Argentina's presidential election is headed for a November 22 runoff between incumbent Cristina Fernández chosen successor Daniel Scioli and conservative rival Mauricio Macri, according to results released into early Monday.
The two candidates were neck-and-neck with around 35% each, which later settled at 36.33% and 34.80% as results Scioli's stronghold, Buenos Aires province, where he has served as governor for the past eight years turned into a nightmare.
Scioli, a 58-year-old powerboating fanatic who lost his right arm in a 1989 racing accident, was considered according to most opinion polls until a week ago the front-runner with a ten-point difference over his runnerup, although it was in doubt if he could avoid a runoff. In Argentina to avoid a run off the candidate must obtain 40% of ballots plus a ten-point difference or 45% of votes.
However for Macri, 56 and mayor of Buenos Aires City, and his Cambiemos grouping, (Let's change) Sunday results were a milestone in Argentine politics. What happened today changed the country's politics.
The challenges aren't easy, but I have faith in myself, he said and called on the rest of the political spectrum and even Scioli followers to trust him with their vote in November.
The runoff will be the first ever in Argentina, which adopted a two-round presidential election system in 1973 but has never had a race go all the way to the second round.
Earlier in the night, Scioli acknowledged the race was headed for a runoff as both sides awaited the official results.

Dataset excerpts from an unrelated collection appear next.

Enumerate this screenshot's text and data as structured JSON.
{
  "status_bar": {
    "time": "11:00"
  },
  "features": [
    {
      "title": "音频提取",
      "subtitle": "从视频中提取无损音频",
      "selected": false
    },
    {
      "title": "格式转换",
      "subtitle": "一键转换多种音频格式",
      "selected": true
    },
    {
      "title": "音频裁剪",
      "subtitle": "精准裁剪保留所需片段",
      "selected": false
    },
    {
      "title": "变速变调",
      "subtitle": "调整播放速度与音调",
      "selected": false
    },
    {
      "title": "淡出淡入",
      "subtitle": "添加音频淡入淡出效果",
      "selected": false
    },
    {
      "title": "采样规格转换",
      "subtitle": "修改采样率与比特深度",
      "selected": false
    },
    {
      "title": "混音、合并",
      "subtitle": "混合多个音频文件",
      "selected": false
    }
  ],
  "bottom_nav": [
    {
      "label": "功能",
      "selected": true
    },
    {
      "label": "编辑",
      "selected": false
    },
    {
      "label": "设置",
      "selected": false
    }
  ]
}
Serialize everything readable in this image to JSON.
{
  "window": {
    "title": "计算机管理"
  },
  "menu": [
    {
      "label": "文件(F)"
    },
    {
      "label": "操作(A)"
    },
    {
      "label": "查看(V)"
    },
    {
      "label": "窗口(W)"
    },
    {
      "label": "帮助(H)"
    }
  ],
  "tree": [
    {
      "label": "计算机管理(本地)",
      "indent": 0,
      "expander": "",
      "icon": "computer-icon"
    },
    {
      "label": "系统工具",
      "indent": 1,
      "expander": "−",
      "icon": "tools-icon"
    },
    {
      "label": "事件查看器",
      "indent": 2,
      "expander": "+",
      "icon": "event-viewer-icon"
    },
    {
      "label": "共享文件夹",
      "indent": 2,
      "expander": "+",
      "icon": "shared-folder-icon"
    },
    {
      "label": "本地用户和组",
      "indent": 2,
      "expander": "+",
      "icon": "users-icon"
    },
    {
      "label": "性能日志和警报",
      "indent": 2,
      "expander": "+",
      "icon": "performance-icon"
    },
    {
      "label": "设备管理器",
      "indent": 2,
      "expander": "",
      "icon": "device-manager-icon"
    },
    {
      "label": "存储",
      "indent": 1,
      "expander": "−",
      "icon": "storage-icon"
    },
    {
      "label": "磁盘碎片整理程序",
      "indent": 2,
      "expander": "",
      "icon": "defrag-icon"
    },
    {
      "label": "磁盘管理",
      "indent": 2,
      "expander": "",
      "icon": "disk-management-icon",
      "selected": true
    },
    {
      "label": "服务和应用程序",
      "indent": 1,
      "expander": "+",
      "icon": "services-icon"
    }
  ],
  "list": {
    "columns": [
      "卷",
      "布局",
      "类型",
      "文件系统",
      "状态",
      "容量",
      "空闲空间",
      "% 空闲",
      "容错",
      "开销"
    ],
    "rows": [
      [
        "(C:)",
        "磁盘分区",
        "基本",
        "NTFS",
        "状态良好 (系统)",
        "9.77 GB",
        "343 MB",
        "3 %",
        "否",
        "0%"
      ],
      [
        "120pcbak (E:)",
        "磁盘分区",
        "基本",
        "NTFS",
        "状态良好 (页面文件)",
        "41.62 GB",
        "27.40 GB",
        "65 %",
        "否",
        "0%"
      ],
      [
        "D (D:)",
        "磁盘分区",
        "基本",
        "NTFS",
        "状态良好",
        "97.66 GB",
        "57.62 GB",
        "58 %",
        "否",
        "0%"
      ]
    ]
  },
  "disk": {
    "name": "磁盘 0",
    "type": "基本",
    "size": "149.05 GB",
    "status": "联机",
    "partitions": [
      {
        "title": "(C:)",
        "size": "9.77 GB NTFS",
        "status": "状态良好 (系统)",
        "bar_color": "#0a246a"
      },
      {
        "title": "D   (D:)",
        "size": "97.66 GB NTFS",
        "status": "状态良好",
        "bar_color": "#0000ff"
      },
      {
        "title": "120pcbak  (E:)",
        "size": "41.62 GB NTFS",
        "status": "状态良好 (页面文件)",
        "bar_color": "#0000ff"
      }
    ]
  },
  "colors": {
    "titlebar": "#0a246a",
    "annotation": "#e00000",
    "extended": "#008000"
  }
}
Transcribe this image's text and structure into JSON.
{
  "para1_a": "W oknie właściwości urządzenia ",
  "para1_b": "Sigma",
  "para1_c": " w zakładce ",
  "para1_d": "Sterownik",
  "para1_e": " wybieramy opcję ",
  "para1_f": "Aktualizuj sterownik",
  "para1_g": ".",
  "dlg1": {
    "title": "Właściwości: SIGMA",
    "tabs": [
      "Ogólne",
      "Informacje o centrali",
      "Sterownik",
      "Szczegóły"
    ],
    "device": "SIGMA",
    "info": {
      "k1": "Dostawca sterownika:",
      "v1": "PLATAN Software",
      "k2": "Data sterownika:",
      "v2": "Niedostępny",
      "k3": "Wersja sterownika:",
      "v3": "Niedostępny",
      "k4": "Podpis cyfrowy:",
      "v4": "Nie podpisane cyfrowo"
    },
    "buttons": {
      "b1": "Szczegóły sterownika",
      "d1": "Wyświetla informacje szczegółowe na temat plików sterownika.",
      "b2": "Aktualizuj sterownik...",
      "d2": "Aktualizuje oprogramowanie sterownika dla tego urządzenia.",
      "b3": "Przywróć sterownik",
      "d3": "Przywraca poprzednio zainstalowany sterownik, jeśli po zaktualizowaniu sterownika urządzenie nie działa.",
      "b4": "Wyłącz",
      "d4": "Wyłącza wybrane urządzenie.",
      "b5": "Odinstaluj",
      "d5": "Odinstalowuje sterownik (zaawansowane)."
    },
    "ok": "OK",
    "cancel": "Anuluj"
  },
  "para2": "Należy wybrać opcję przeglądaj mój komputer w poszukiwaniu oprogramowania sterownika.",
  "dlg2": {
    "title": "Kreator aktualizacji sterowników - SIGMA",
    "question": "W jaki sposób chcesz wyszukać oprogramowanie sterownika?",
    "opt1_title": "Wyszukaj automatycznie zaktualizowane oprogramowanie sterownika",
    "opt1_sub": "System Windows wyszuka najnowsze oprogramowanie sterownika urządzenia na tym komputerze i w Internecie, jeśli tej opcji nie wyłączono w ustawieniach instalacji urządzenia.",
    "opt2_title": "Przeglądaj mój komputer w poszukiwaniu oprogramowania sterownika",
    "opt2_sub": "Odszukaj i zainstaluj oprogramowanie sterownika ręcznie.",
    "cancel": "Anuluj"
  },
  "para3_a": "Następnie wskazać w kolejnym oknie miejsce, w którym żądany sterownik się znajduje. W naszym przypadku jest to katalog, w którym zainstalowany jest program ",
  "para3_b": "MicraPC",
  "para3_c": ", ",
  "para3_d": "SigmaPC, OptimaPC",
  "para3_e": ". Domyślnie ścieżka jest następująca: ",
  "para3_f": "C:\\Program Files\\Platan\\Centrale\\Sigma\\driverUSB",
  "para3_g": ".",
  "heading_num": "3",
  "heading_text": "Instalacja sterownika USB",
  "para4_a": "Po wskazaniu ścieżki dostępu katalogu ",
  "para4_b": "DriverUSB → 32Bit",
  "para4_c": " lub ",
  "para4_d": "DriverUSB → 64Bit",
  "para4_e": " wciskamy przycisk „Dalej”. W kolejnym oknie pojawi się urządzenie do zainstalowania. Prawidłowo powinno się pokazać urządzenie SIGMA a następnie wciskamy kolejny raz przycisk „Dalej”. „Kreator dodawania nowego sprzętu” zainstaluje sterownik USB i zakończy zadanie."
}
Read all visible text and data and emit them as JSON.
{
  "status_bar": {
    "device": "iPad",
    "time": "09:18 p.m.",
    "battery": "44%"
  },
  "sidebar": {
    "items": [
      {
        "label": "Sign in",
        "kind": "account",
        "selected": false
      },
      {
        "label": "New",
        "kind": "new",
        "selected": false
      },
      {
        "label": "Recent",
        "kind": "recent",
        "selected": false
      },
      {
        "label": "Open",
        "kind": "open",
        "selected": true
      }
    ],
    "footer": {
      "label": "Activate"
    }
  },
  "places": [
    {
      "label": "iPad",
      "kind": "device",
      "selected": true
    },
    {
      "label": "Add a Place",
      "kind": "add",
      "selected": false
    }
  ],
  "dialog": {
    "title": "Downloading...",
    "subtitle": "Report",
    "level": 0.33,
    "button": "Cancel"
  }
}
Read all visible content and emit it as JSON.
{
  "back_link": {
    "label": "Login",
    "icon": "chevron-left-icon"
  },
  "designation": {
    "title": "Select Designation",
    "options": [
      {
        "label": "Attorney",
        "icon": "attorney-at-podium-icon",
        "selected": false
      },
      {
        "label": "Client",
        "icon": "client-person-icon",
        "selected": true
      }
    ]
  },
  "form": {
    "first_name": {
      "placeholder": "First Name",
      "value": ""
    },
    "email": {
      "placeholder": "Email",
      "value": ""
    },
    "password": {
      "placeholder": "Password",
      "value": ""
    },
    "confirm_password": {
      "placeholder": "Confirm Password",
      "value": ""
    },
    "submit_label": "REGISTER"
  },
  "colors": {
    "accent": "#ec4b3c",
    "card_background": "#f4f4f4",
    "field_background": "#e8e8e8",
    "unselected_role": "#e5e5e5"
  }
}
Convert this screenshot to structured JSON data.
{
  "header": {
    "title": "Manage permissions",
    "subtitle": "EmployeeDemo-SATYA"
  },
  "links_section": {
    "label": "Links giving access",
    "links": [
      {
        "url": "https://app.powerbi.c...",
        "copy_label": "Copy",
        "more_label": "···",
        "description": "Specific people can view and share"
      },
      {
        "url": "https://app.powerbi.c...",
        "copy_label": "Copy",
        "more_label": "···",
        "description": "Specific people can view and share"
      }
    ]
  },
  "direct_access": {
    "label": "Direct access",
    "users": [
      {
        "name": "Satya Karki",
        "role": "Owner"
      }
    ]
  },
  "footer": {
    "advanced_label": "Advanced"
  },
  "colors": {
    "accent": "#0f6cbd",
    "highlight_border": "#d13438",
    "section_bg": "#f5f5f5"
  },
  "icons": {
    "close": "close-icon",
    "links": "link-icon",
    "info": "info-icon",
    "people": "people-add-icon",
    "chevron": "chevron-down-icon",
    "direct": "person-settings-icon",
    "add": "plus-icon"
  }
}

I call on all undecided and independent voters to bring a victory for all Argentines, he said in a speech to thousands of supporters at his campaign headquarters.
Third-place candidate Sergio Massa won 21% of the vote. A former Kirchner ally, Massa fell out with the president and launched a rival party, the Renewal Front, two years ago.
The race draws a curtain on 12 years under Cristina Fernandez and her late husband and predecessor Nestor.
Their legacy of trade protectionism, social welfare and defense of the working class -- as well as a highly combative political style -- is deeply divisive in Argentina.
Scioli, a self-described centrist, has vowed to uphold the core of kirchnerism. But he has also promised a change in style to attract more investment and increase productivity.
Macri, a former football executive who rose to prominence with a trophy-encrusted reign at Argentina's most popular club, Boca Juniors, has vowed to put an immediate and decisive end to Cristina Fernandez hallmark policies.
As Cristina Fernandez cast her ballot, the 62-year-old leader said she was proud to be handing over a normal country. In the past, we've always voted in the middle of crisis, she said, who leaves office with an approval rating of around 40% after serving the limit of two consecutive terms.
But the economic magic of the early Kirchner years has faded. The next president will inherit a country troubled by inflation, an overvalued currency and an economy facing what the IMF predicts will be a 0.7% contraction next year.
Furthermore her fiery spirit and undissimultaed arrogance has had a divisive impact on Argentina public opinion. Her Bush attitude to politics, 'you are with me or against me' has cost her dearly in clashes with the Justice branch and internationally, and so have her latest decisions.
In effect she handpicked candidates, including Scioli, the most palatable of those who surround her, but also her cabinet chief, Anibal Fernandez as candidate for Buenos Aires province governor. His daily press conferences shooting from the hip at all those who dare contradict or question his boss are memorable, but have made him a questionable figure.
And the province of Buenos Aires is Argentina's largest electoral district and hardrock support of Peronism, the country's hegemonic political force. Well, despite all the Kirchnerite welfare and handouts, Anibal Fernandez lost to Maria Eugenia Vidal, the smiling, soft heart lady candidate of Macri. It's the first provincial defeat of Peronism in the province since 1983.
The loss of this crucial district cut Scioli's ten point advantage over Macri to a mere feegble two, and made third in dispute Massa kingmaker. Likewise since Massa also preaches Peronism, his 21% vote in a national election with a group born two years ago turns him also a formidable candidate to become Peronisms' captain, given the debacle caused by the two Fernandez, Cristina and Anibal.
So it's an open race and Monday begins a round of crucial negotiations leading to the November vote. And even more important for a frustrated Scioli, it could mean cutting lose from the Cristina Fernandez leash which gave him the image of a lap-dog, and so much limited the independent vote from supporting him. And let us not forget that Massa is also Peronist and historically in Argentina Peronism has targets very clear: first and above all get hold of government, and later we will see how we split it up.